Couple who feared 'sleeping in their car' get an extra two months to quit rented home
A distraught Dublin couple who feared their children would be forced to “sleep in their car” have been granted an eviction reprieve and two months to find a new home.
Dublin District Court had originally granted an order giving tenants Richard Lodge and his wife, Jacqueline Flood, six months to move out of their rented house at Eagle Hill in south Dublin.
Two days before the deadline, and citing the housing crisis, they sought a stay on the order.
It had been granted on March 11th to a personal representative and executor of the late Bernard O’Carroll’s will.
The house sale on behalf of the beneficiaries has been held up and can only proceed after the property has been vacated.
But the couple's barrister read an affidavit from them pleading for more time. It stated they had been unable to find suitable accommodation despite “determined efforts” and “my family will be made homeless and forced to sleep in the car” and use a leisure centre to shower.
The couple, who have two children in secondary school, claimed they could not find a new rented home due to the housing crisis and needing a reference from a prior landlord.
The third reason cited by the couple was the impact it had on Mr Lodge’s health problems.
However, Judge Marie Quirke noted that in the six months since she made the order, they had not sought a reference from the executor, who was expecting them to make contact.
The court heard that the couple were supported by People Before Profit TD Richard Boyd Barrett and the Community Action Tenants Union (CATU) for renters.
Judge Quirke also heard that the TD and members of CATU, including Ms Flood, had taken part in protests outside the executor's home and pictures were uploaded to social media.
Mr Boyd Barrett accompanied the couple to the proceedings on Thursday.
The judge said the executor was under strain and carrying out duties for the beneficiaries, and had no working relationship with the couple.
After being contacted by their solicitor on Monday, a reference was provided to the couple.
The court also heard of possible inheritance tax implications for the beneficiaries, even though the house sale has been delayed.
Ms Flood said rent payments were made but bounced back, but in cross-examination, she accepted she made a mistake in not contacting the executor directly or through lawyers about the reference.
Judge Quirke heard that previously, 14 protesters turned up at the executor's home and that Ms Flood and the TD were present.

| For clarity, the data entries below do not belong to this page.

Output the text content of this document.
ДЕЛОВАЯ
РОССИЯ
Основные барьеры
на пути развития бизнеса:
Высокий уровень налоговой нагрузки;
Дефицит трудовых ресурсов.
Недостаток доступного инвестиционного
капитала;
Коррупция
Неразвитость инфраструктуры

The court heard that Mr Lodge was co-owner of his parents’ home in Kilbarrack, Dublin, where his mother lives; however, it was not open to them to move there.
Judge Quirke remarked that these were unusual circumstances and noted, “no reference sought, no reference given”. Concluding that there were faults on both sides, she granted a further stay on the eviction order, which expires on November 16th at midday.